The Labour Appeal Court emphasised that employers have the right to enforce notice periods and maintain disciplinary authority during that time.
Why This Matters
Employees sometimes resign to avoid disciplinary hearings, hoping to leave without consequences. Employers often feel they have no choice but to let these employees go. This judgment changes that dynamic. Employers can hold employees to their notice period, disciplinary hearings can take place during the notice period, and dismissal for misconduct remains possible, provided that the process is fair.
Employer’s Options Unpacked
As mentioned above, an employer faced with an employee’s “immediate effect” resignation has a choice to make:
Option 1: Hold the employee to the notice period: The employer can choose to reject the employee’s repudiation of the contract and insist that the employee serves the contractual or statutory notice period. During this period, the employee remains an employee, and all the normal rights and obligations of the employment relationship continue. The employer can require the employee to work (though practically many employers grant “garden leave” and pay the employee to remain away from the workplace). Most importantly, the employer can proceed with disciplinary investigations and hearings if warranted.
Option 2: Accept the immediate resignation: The employer can choose to accept the employee’s breach of the notice requirement and permit the employment relationship to terminate immediately (or on some other agreed date). In doing so, the employer would be waiving its right to enforce the notice period and accepting the employee’s repudiation. If the employer takes this route, the employer generally loses the right to proceed with disciplinary action, as the employment relationship will have terminated.

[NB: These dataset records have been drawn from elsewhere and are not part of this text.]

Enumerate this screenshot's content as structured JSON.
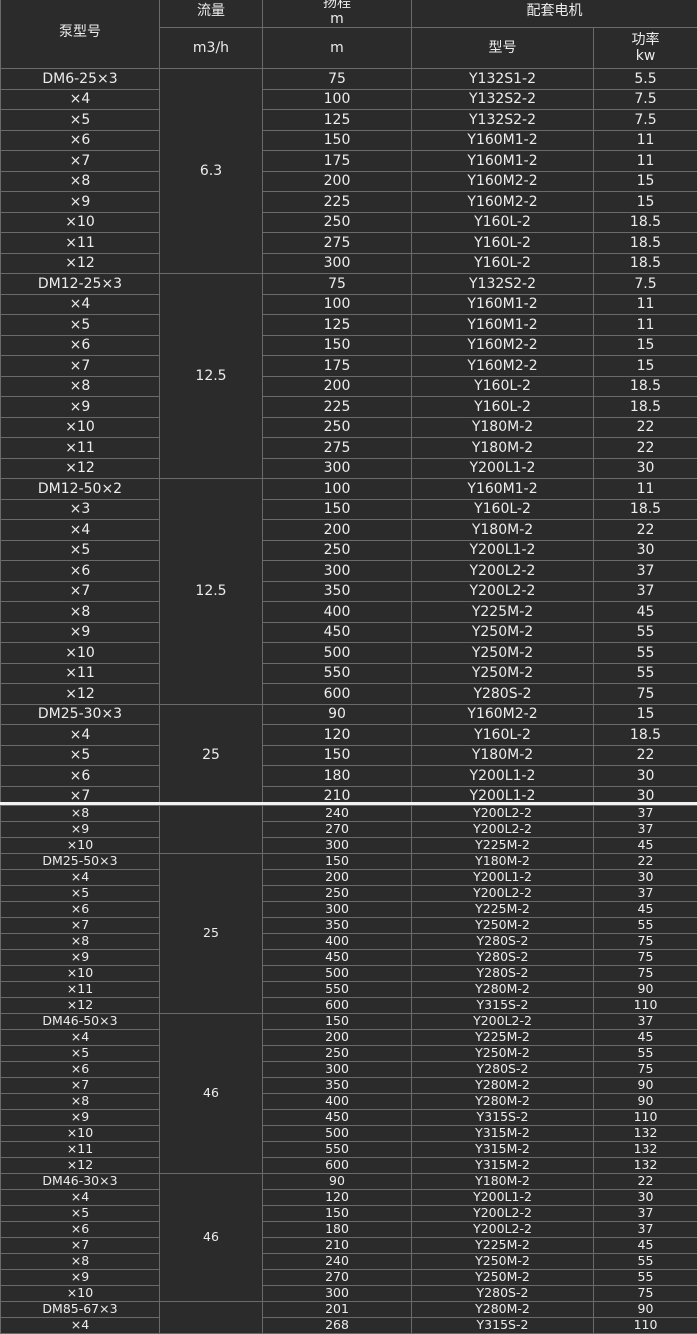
{
  "header": {
    "model": "泵型号",
    "flow": "流量",
    "flow_unit": "m3/h",
    "head_top": "扬程",
    "head_top_unit": "m",
    "head_unit": "m",
    "motor": "配套电机",
    "motor_model": "型号",
    "power": "功率",
    "power_unit": "kw"
  },
  "groups_part1": [
    {
      "flow": "6.3",
      "rows": [
        [
          "DM6-25×3",
          "75",
          "Y132S1-2",
          "5.5"
        ],
        [
          "×4",
          "100",
          "Y132S2-2",
          "7.5"
        ],
        [
          "×5",
          "125",
          "Y132S2-2",
          "7.5"
        ],
        [
          "×6",
          "150",
          "Y160M1-2",
          "11"
        ],
        [
          "×7",
          "175",
          "Y160M1-2",
          "11"
        ],
        [
          "×8",
          "200",
          "Y160M2-2",
          "15"
        ],
        [
          "×9",
          "225",
          "Y160M2-2",
          "15"
        ],
        [
          "×10",
          "250",
          "Y160L-2",
          "18.5"
        ],
        [
          "×11",
          "275",
          "Y160L-2",
          "18.5"
        ],
        [
          "×12",
          "300",
          "Y160L-2",
          "18.5"
        ]
      ]
    },
    {
      "flow": "12.5",
      "rows": [
        [
          "DM12-25×3",
          "75",
          "Y132S2-2",
          "7.5"
        ],
        [
          "×4",
          "100",
          "Y160M1-2",
          "11"
        ],
        [
          "×5",
          "125",
          "Y160M1-2",
          "11"
        ],
        [
          "×6",
          "150",
          "Y160M2-2",
          "15"
        ],
        [
          "×7",
          "175",
          "Y160M2-2",
          "15"
        ],
        [
          "×8",
          "200",
          "Y160L-2",
          "18.5"
        ],
        [
          "×9",
          "225",
          "Y160L-2",
          "18.5"
        ],
        [
          "×10",
          "250",
          "Y180M-2",
          "22"
        ],
        [
          "×11",
          "275",
          "Y180M-2",
          "22"
        ],
        [
          "×12",
          "300",
          "Y200L1-2",
          "30"
        ]
      ]
    },
    {
      "flow": "12.5",
      "rows": [
        [
          "DM12-50×2",
          "100",
          "Y160M1-2",
          "11"
        ],
        [
          "×3",
          "150",
          "Y160L-2",
          "18.5"
        ],
        [
          "×4",
          "200",
          "Y180M-2",
          "22"
        ],
        [
          "×5",
          "250",
          "Y200L1-2",
          "30"
        ],
        [
          "×6",
          "300",
          "Y200L2-2",
          "37"
        ],
        [
          "×7",
          "350",
          "Y200L2-2",
          "37"
        ],
        [
          "×8",
          "400",
          "Y225M-2",
          "45"
        ],
        [
          "×9",
          "450",
          "Y250M-2",
          "55"
        ],
        [
          "×10",
          "500",
          "Y250M-2",
          "55"
        ],
        [
          "×11",
          "550",
          "Y250M-2",
          "55"
        ],
        [
          "×12",
          "600",
          "Y280S-2",
          "75"
        ]
      ]
    },
    {
      "flow": "25",
      "rows": [
        [
          "DM25-30×3",
          "90",
          "Y160M2-2",
          "15"
        ],
        [
          "×4",
          "120",
          "Y160L-2",
          "18.5"
        ],
        [
          "×5",
          "150",
          "Y180M-2",
          "22"
        ],
        [
          "×6",
          "180",
          "Y200L1-2",
          "30"
        ],
        [
          "×7",
          "210",
          "Y200L1-2",
          "30"
        ]
      ]
    }
  ],
  "groups_part2": [
    {
      "flow": "",
      "rows": [
        [
          "×8",
          "240",
          "Y200L2-2",
          "37"
        ],
        [
          "×9",
          "270",
          "Y200L2-2",
          "37"
        ],
        [
          "×10",
          "300",
          "Y225M-2",
          "45"
        ]
      ]
    },
    {
      "flow": "25",
      "rows": [
        [
          "DM25-50×3",
          "150",
          "Y180M-2",
          "22"
        ],
        [
          "×4",
          "200",
          "Y200L1-2",
          "30"
        ],
        [
          "×5",
          "250",
          "Y200L2-2",
          "37"
        ],
        [
          "×6",
          "300",
          "Y225M-2",
          "45"
        ],
        [
          "×7",
          "350",
          "Y250M-2",
          "55"
        ],
        [
          "×8",
          "400",
          "Y280S-2",
          "75"
        ],
        [
          "×9",
          "450",
          "Y280S-2",
          "75"
        ],
        [
          "×10",
          "500",
          "Y280S-2",
          "75"
        ],
        [
          "×11",
          "550",
          "Y280M-2",
          "90"
        ],
        [
          "×12",
          "600",
          "Y315S-2",
          "110"
        ]
      ]
    },
    {
      "flow": "46",
      "rows": [
        [
          "DM46-50×3",
          "150",
          "Y200L2-2",
          "37"
        ],
        [
          "×4",
          "200",
          "Y225M-2",
          "45"
        ],
        [
          "×5",
          "250",
          "Y250M-2",
          "55"
        ],
        [
          "×6",
          "300",
          "Y280S-2",
          "75"
        ],
        [
          "×7",
          "350",
          "Y280M-2",
          "90"
        ],
        [
          "×8",
          "400",
          "Y280M-2",
          "90"
        ],
        [
          "×9",
          "450",
          "Y315S-2",
          "110"
        ],
        [
          "×10",
          "500",
          "Y315M-2",
          "132"
        ],
        [
          "×11",
          "550",
          "Y315M-2",
          "132"
        ],
        [
          "×12",
          "600",
          "Y315M-2",
          "132"
        ]
      ]
    },
    {
      "flow": "46",
      "rows": [
        [
          "DM46-30×3",
          "90",
          "Y180M-2",
          "22"
        ],
        [
          "×4",
          "120",
          "Y200L1-2",
          "30"
        ],
        [
          "×5",
          "150",
          "Y200L2-2",
          "37"
        ],
        [
          "×6",
          "180",
          "Y200L2-2",
          "37"
        ],
        [
          "×7",
          "210",
          "Y225M-2",
          "45"
        ],
        [
          "×8",
          "240",
          "Y250M-2",
          "55"
        ],
        [
          "×9",
          "270",
          "Y250M-2",
          "55"
        ],
        [
          "×10",
          "300",
          "Y280S-2",
          "75"
        ]
      ]
    },
    {
      "flow": "",
      "rows": [
        [
          "DM85-67×3",
          "201",
          "Y280M-2",
          "90"
        ],
        [
          "×4",
          "268",
          "Y315S-2",
          "110"
        ]
      ]
    }
  ]
}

The employer must make the election clear. Silence or inaction may be interpreted as an acceptance of the resignation, particularly if the employer communicates with the employee in a manner suggesting that the termination has taken immediate effect.
Best practice dictates that employers who wish to hold an employee to the notice period should clearly communicate this decision in writing. For example, an employer might respond to an “immediate effect” resignation with language such as: “We acknowledge receipt of your resignation. However, your employment contract requires you to serve four weeks’ notice of termination. We do not accept your resignation with immediate effect and require you to serve the full notice period in accordance with your contract. During this period, you remain an employee, and all terms of your employment remain in force.”
This communication crystallises the employer’s election and minimises the risk of subsequent disputes about whether the resignation was accepted.
Practical tips to ensure as seamless a process as possible as an employer include:
Act quickly: Schedule hearings promptly within the notice period.
Document everything: Keep records of communications, hearing notices, and decisions.
Consider practicality: Sometimes accepting the resignation is easier than pursuing discipline, especially if the relationship is irreparably damaged.
Also remember that even during a notice period, fairness still applies. Employers must follow fair procedures in taking disciplinary action against employees:
Notify the employee of allegations in clear terms and invite them to attend a hearing.
Give reasonable time to prepare (usually at least 48 hours).
Allow representation by a colleague or union representative.
Conduct an impartial hearing and provide a written decision with reasons.
Failure to follow these steps can lead to an unfair dismissal claim at the Commission for Conciliation, Mediation and Arbitration (CCMA).
Bottom Line
Resignation is not a loophole to avoid accountability. Employers have the right to maintain discipline, and employees retain the right to fairness – even when the relationship is ending.